Google baru-baru ini memperkenalkan Veo 3, sebuah inovasi dalam dunia generator video AI yang memiliki kemampuan unik untuk menciptakan dan mengintegrasikan audio. Walaupun bersaing dengan generator video Sora dari OpenAI, keunggulan utama Veo 3 terletak pada kemampuannya untuk menggabungkan audio secara mulus ke dalam video.
Menurut Google, Veo 3 mampu menyatukan audio seperti percakapan antar tokoh dan suara hewan dengan presisi tinggi. Eli Collins, selaku Google DeepMind product vice president, menyatakan bahwa "Veo 3 mengutamakan fisika dunia nyata dan sinkronisasi bibir yang akurat."
Kemampuan penciptaan video audio instan ini kini tersedia bagi pelanggan di Amerika Serikat melalui paket langganan Ultra dengan biaya USD 249,99 per bulan, atau sekitar Rp 4 juta. Investasi ini menjanjikan akses ke teknologi mutakhir yang merevolusi cara konten video diproduksi.
Selain Veo 3, Google juga mengumumkan Imagen 4, sebuah AI pembuat gambar terbaru yang diklaim mampu menghasilkan gambar dengan kualitas yang lebih superior melalui perintah teks. Lebih lanjut, Google memperkenalkan Flow, sebuah perangkat pembuat film yang memungkinkan pengguna untuk menciptakan video sinematik hanya dengan mendeskripsikan lokasi, jenis pengambilan gambar, dan preferensi gaya.
Video-video yang dihasilkan oleh Veo 3 mulai bermunculan di berbagai platform media sosial, dan faktanya, video tersebut tampak sangat natural. Bahkan, cukup sulit untuk membedakannya dari video asli jika hanya dilihat sepintas. Fenomena ini memunculkan potensi dampak positif dan negatif.
Before you ask: yes, everything is AI here. The video and sound both coming from a single text prompt using #Veo3 by @GoogleDeepMind .Whoever is cooking the model, let him cook! Congrats @Totemko and the team for the Google I/O live stream and the new Veo site! pic.twitter.com/sxZuvFU49s
Teknologi seperti Google Veo mengakibatkan tantangan yang semakin besar dalam membedakan antara konten yang dihasilkan oleh AI dan konten yang dibuat secara organik.

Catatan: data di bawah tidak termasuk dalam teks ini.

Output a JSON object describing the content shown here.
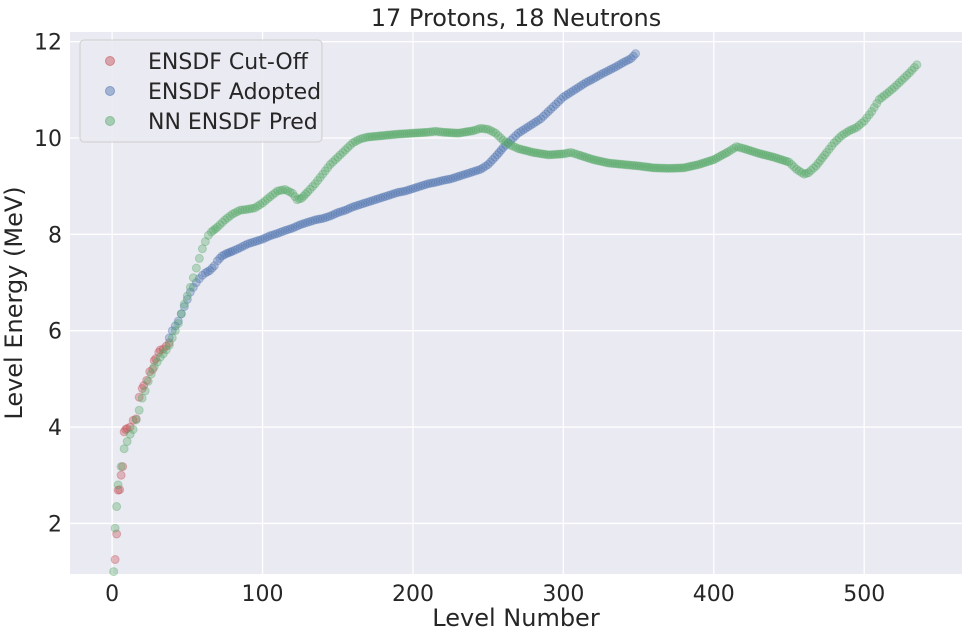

Tingkat detail video semakin meningkat, menambah tingkat realisme yang mempersulit pembedaan. Kekhawatiran lain juga muncul, seperti isu hak cipta dan potensi ancaman terhadap lapangan pekerjaan.
Menyadari tantangan ini, Google berupaya mengambil langkah antisipasi. Dalam upaya membantu orang mengidentifikasi konten yang dihasilkan oleh AI, yang semakin sulit dilakukan saat ini, Google meluncurkan SynthID Detector, sebuah portal di mana pengguna dapat mengunggah media yang mereka curigai dihasilkan oleh AI. Selanjutnya, Google akan menganalisis dan menentukan apakah media tersebut memang dibuat oleh AI.